The drawback of this approach is that you could feel demotivated when you don’t reach your lofty ambitions.
This also runs counter to the idea of setting SMART (specific, measurable, attainable, relevant, timed) goals as you are deliberately setting somewhat unrealistic aims.
Rig the game in your favour
The alternative is the Tim Ferris approach and to rig the game.
This approach proposes setting easily achievable goals that you have a near certainty of achieving. For example, Tim’s own writing goal of producing just ‘2 crappy pages a day’.
The idea of this approach is that meeting your goals boosts productivity, confidence and ambition which in turn further propels performance.
Setting smaller, more achievable goals is also a great way to change behaviour and form more positive habits.
For example, using the writing approach again, if you want to become a writer don’t set the goal of having a published novel, instead set yourself the goal of writing one ‘crappy’ page per day (or even just one paragraph).
You will likely find that you will often exceed your smaller target and, by building momentum through daily practice, end each week with dozens of pages of material.
Some of this will indeed be ‘crappy’ but you will find that you produce quality copy too. Plus you have instilled the habit of daily writing and thus are on your way to becoming a writer.
Building healthy fitness habits can work in the same way.
Many people decide they want to lose weight and get fit and will set themselves some arbitrary ambitious target of running 30 mins a session 3 times per week.
For someone not used to training, let alone running, this is a hugely ambitious target and will often result in a failure as it requires too much will power to succeed (research shows that will power alone is actually a terrible motivator).
It is all too easy to set lofty targets that quickly kill motivation as they are unrealistic and thus unsustainable.
The alternative is to start small and build up.
Just aim to run around the block the first week.

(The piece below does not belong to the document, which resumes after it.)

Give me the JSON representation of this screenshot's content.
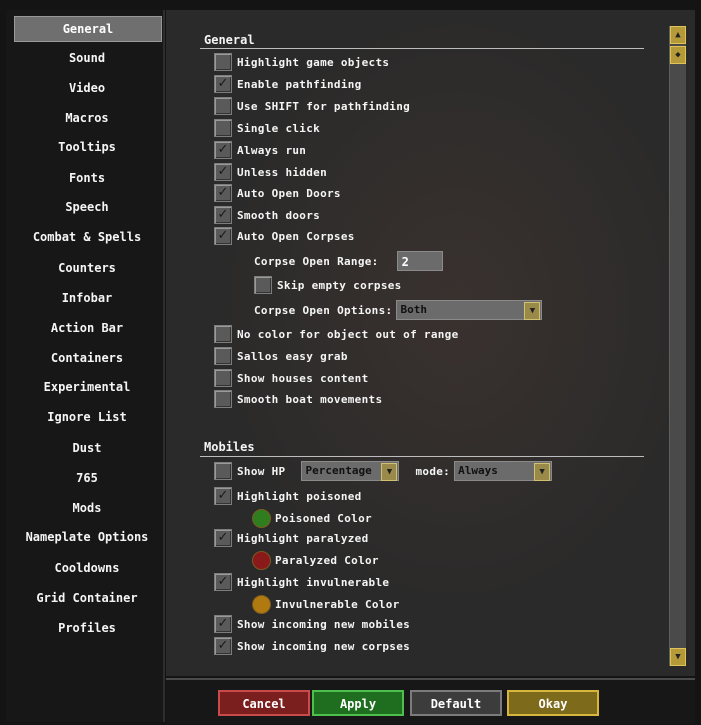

Then maybe aim to get out on Monday and Saturday the following week.
Once you know you can make it around the block twice a week, extend the run and go 2 laps or an extra few hundred metres.
After a few weeks of easy wins, you’ve built momentum and are well on your way to building the positive habit of being a consistent ‘runner’.

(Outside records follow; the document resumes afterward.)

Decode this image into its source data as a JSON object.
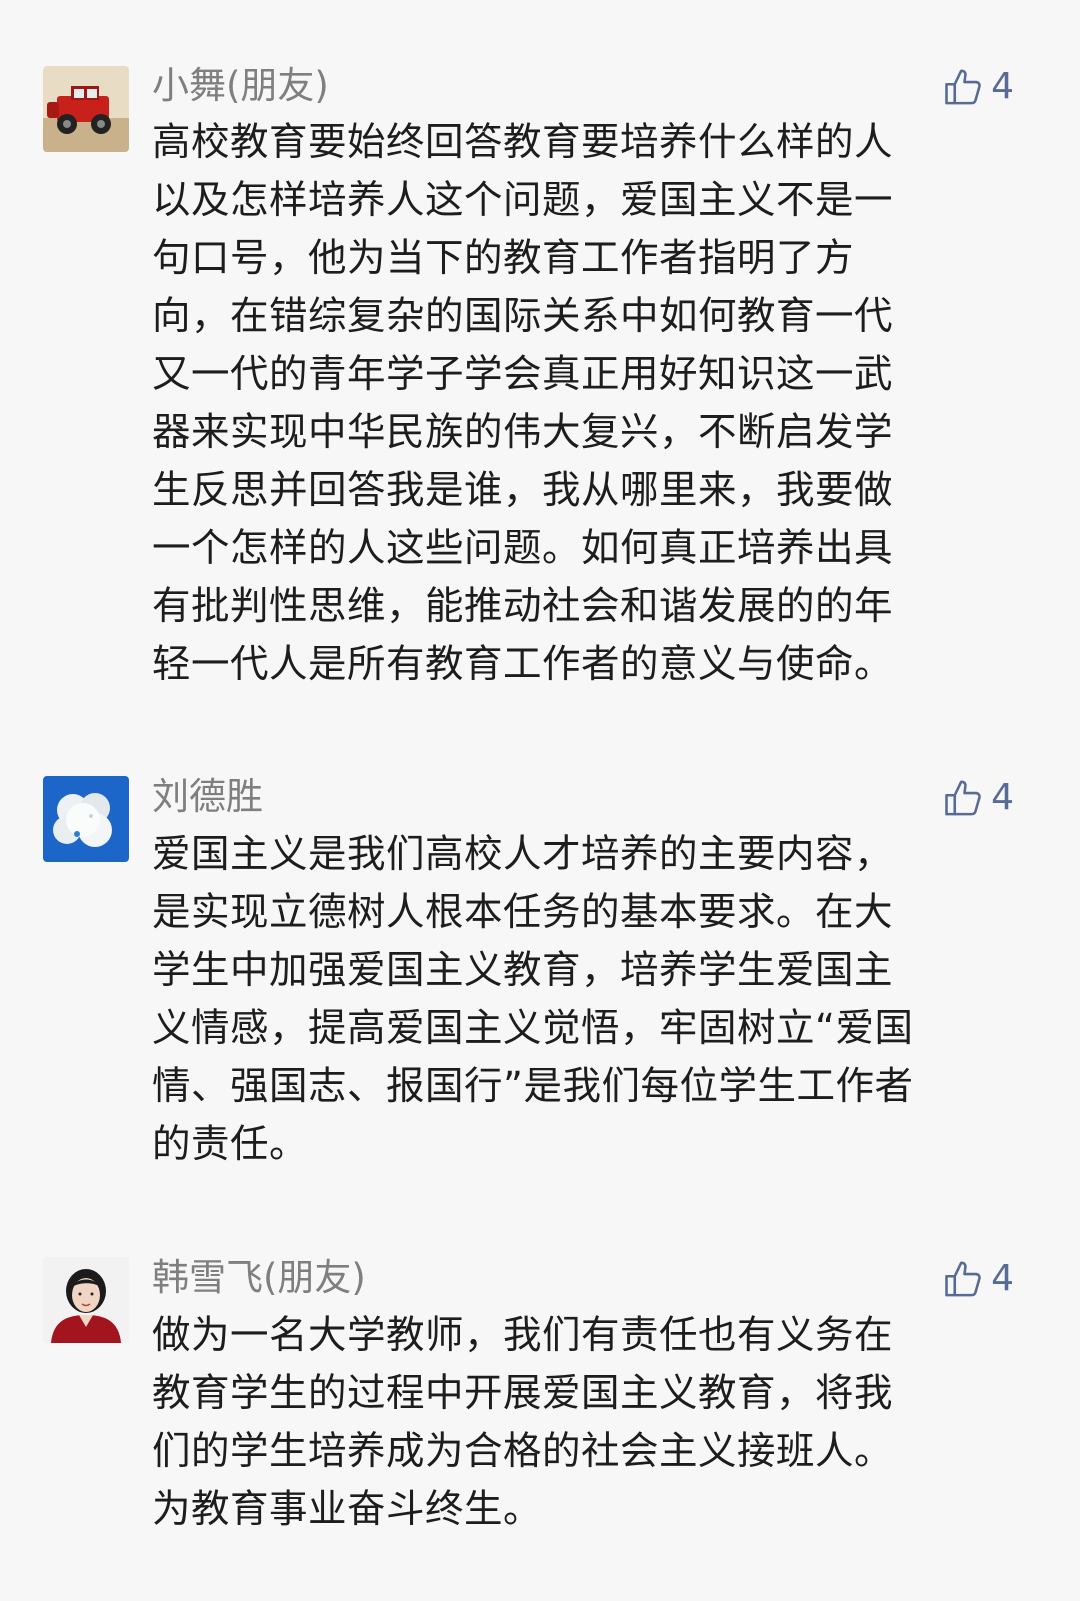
{
  "comments": [
    {
      "author": "小舞(朋友)",
      "avatar_icon": "red-jeep-avatar",
      "likes": "4",
      "text": "高校教育要始终回答教育要培养什么样的人\n以及怎样培养人这个问题，爱国主义不是一\n句口号，他为当下的教育工作者指明了方\n向，在错综复杂的国际关系中如何教育一代\n又一代的青年学子学会真正用好知识这一武\n器来实现中华民族的伟大复兴，不断启发学\n生反思并回答我是谁，我从哪里来，我要做\n一个怎样的人这些问题。如何真正培养出具\n有批判性思维，能推动社会和谐发展的的年\n轻一代人是所有教育工作者的意义与使命。"
    },
    {
      "author": "刘德胜",
      "avatar_icon": "jade-pendant-avatar",
      "likes": "4",
      "text": "爱国主义是我们高校人才培养的主要内容，\n是实现立德树人根本任务的基本要求。在大\n学生中加强爱国主义教育，培养学生爱国主\n义情感，提高爱国主义觉悟，牢固树立“爱国\n情、强国志、报国行”是我们每位学生工作者\n的责任。"
    },
    {
      "author": "韩雪飞(朋友)",
      "avatar_icon": "woman-portrait-avatar",
      "likes": "4",
      "text": "做为一名大学教师，我们有责任也有义务在\n教育学生的过程中开展爱国主义教育，将我\n们的学生培养成为合格的社会主义接班人。\n为教育事业奋斗终生。"
    }
  ],
  "colors": {
    "background": "#f7f7f7",
    "author": "#7f7f7f",
    "body_text": "#1d1d1d",
    "like_accent": "#576b95"
  }
}
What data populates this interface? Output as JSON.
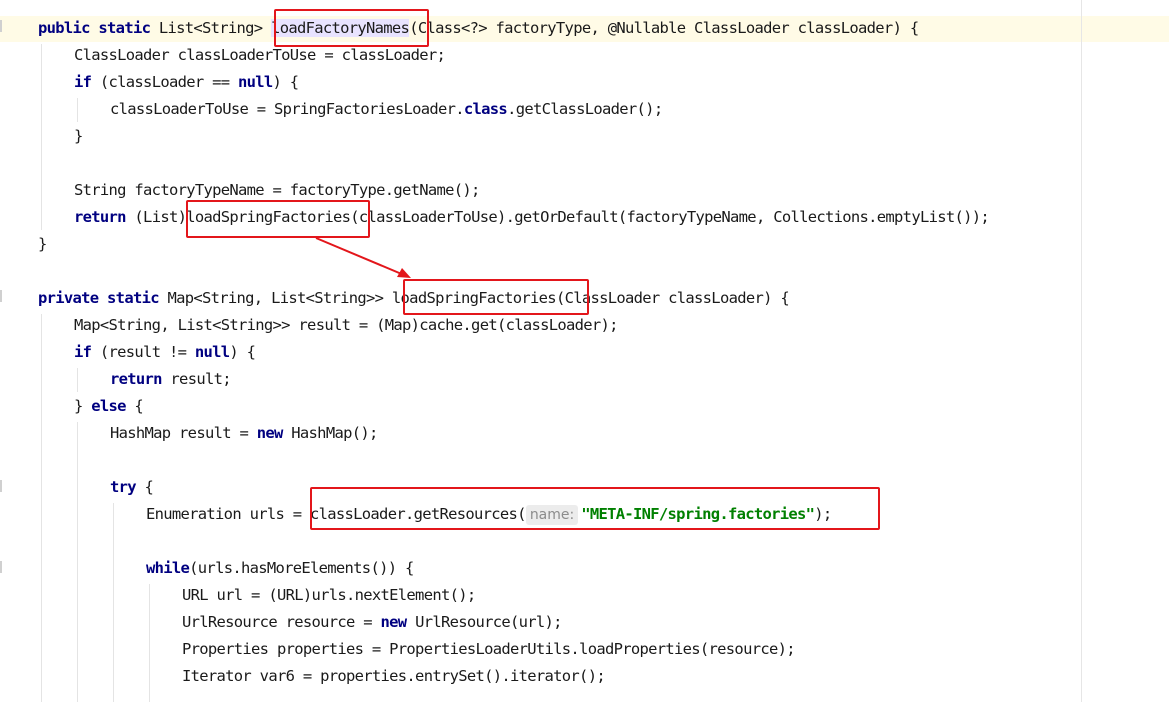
{
  "colors": {
    "keyword": "#000080",
    "string": "#008000",
    "annotation_box": "#e3161b",
    "hint_bg": "#ececec"
  },
  "code": {
    "l1": {
      "kw": "public static ",
      "a": "List<String> ",
      "name": "loadFactoryNames",
      "b": "(Class<?> factoryType, @Nullable ClassLoader classLoader) {"
    },
    "l2": "ClassLoader classLoaderToUse = classLoader;",
    "l3": {
      "kw": "if",
      "a": " (classLoader == ",
      "kw2": "null",
      "b": ") {"
    },
    "l4": {
      "a": "classLoaderToUse = SpringFactoriesLoader.",
      "kw": "class",
      "b": ".getClassLoader();"
    },
    "l5": "}",
    "l6": "String factoryTypeName = factoryType.getName();",
    "l7": {
      "kw": "return",
      "a": " (List)",
      "name": "loadSpringFactories",
      "b": "(classLoaderToUse).getOrDefault(factoryTypeName, Collections.emptyList());"
    },
    "l8": "}",
    "l9": {
      "kw": "private static ",
      "a": "Map<String, List<String>> ",
      "name": "loadSpringFactories",
      "b": "(ClassLoader classLoader) {"
    },
    "l10": "Map<String, List<String>> result = (Map)cache.get(classLoader);",
    "l11": {
      "kw": "if",
      "a": " (result != ",
      "kw2": "null",
      "b": ") {"
    },
    "l12": {
      "kw": "return",
      "a": " result;"
    },
    "l13": {
      "a": "} ",
      "kw": "else",
      "b": " {"
    },
    "l14": {
      "a": "HashMap result = ",
      "kw": "new",
      "b": " HashMap();"
    },
    "l15": {
      "kw": "try",
      "a": " {"
    },
    "l16": {
      "a": "Enumeration urls = classLoader.getResources(",
      "hint": "name:",
      "str": "\"META-INF/spring.factories\"",
      "b": ");"
    },
    "l17": {
      "kw": "while",
      "a": "(urls.hasMoreElements()) {"
    },
    "l18": "URL url = (URL)urls.nextElement();",
    "l19": {
      "a": "UrlResource resource = ",
      "kw": "new",
      "b": " UrlResource(url);"
    },
    "l20": "Properties properties = PropertiesLoaderUtils.loadProperties(resource);",
    "l21": "Iterator var6 = properties.entrySet().iterator();"
  }
}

In our view both ‘shooting for the stars’ and ‘rigging the game’ have their merits and a good approach is to combine elements of both.

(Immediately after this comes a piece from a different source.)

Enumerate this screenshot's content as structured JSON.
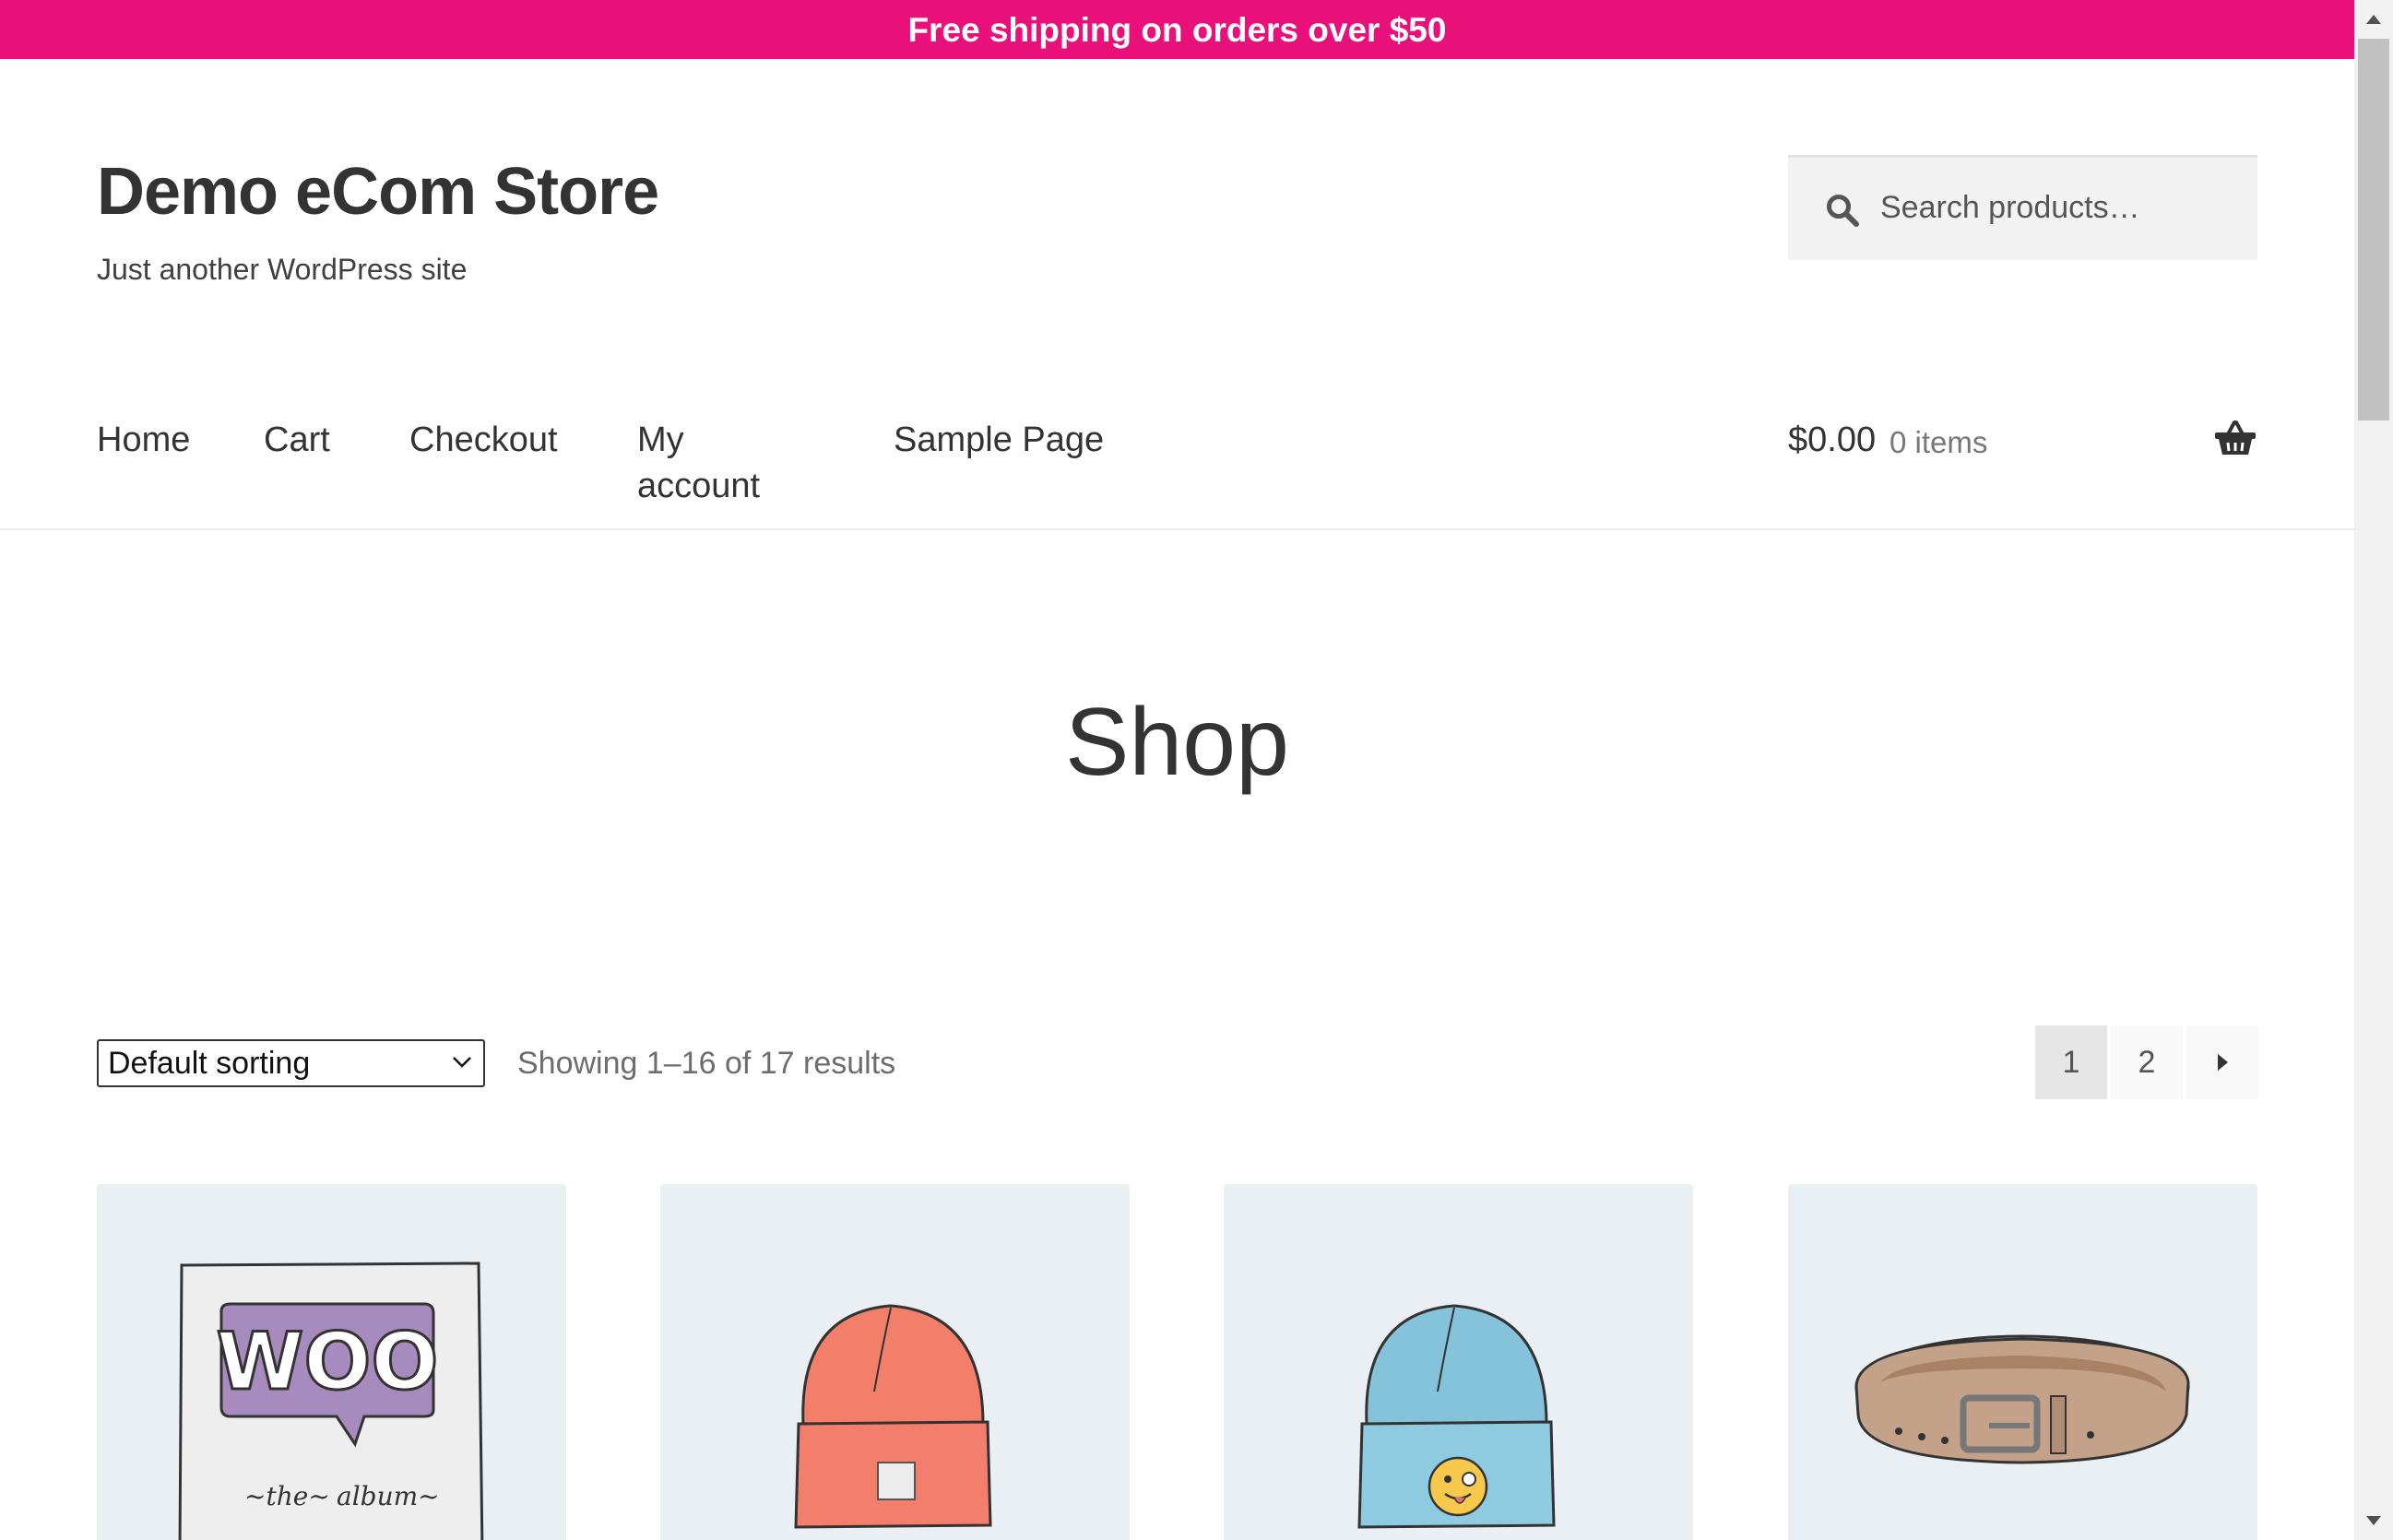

Set yourself lofty ambitious targets (shoot for the stars) but make the action steps to achieve them easily achievable (this doesn’t mean actions should necessarily be comfortable!).
The achievement of these quick wins will boost productivity and morale, allowing you to then take more ambitious steps.
Where your goal is to set new positive habits, rig the game and set yourself easily achievable daily goals to build momentum and ingrain the positive behaviour you want (e.g. walking every day, drinking water first thing each morning, writing one paragraph, reading one page of a book etc.
Don’t keep your goals to yourself - share them with the world (or a close friend, at least)
An effective way to ensure goal success is to make them public.
Just telling colleagues, friends or family what you intend to do can be a very powerful motivational tool.
The reason being is that our inner chimp hates being seen by others as lazy, as lacking ambition or as someone that can’t be depended on.
By publicly stating our goals we can use our inner chimps insecurity to our advantage as it will not want to be seen as a failure.
That said it pays to give some thought and consideration as to whom you share your goals.
Make sure it’s someone who you know will be supportive and encouraging, and not someone who will scoff at your lofty plans and your desire to better your life.
If done correctly and with thought, goal setting and review is a simple yet powerful tool that helps you define and then achieve the things important to you.
Give our exercises a try as nailing your goals is a sure fire route to a more excited, productive and fulfilled you.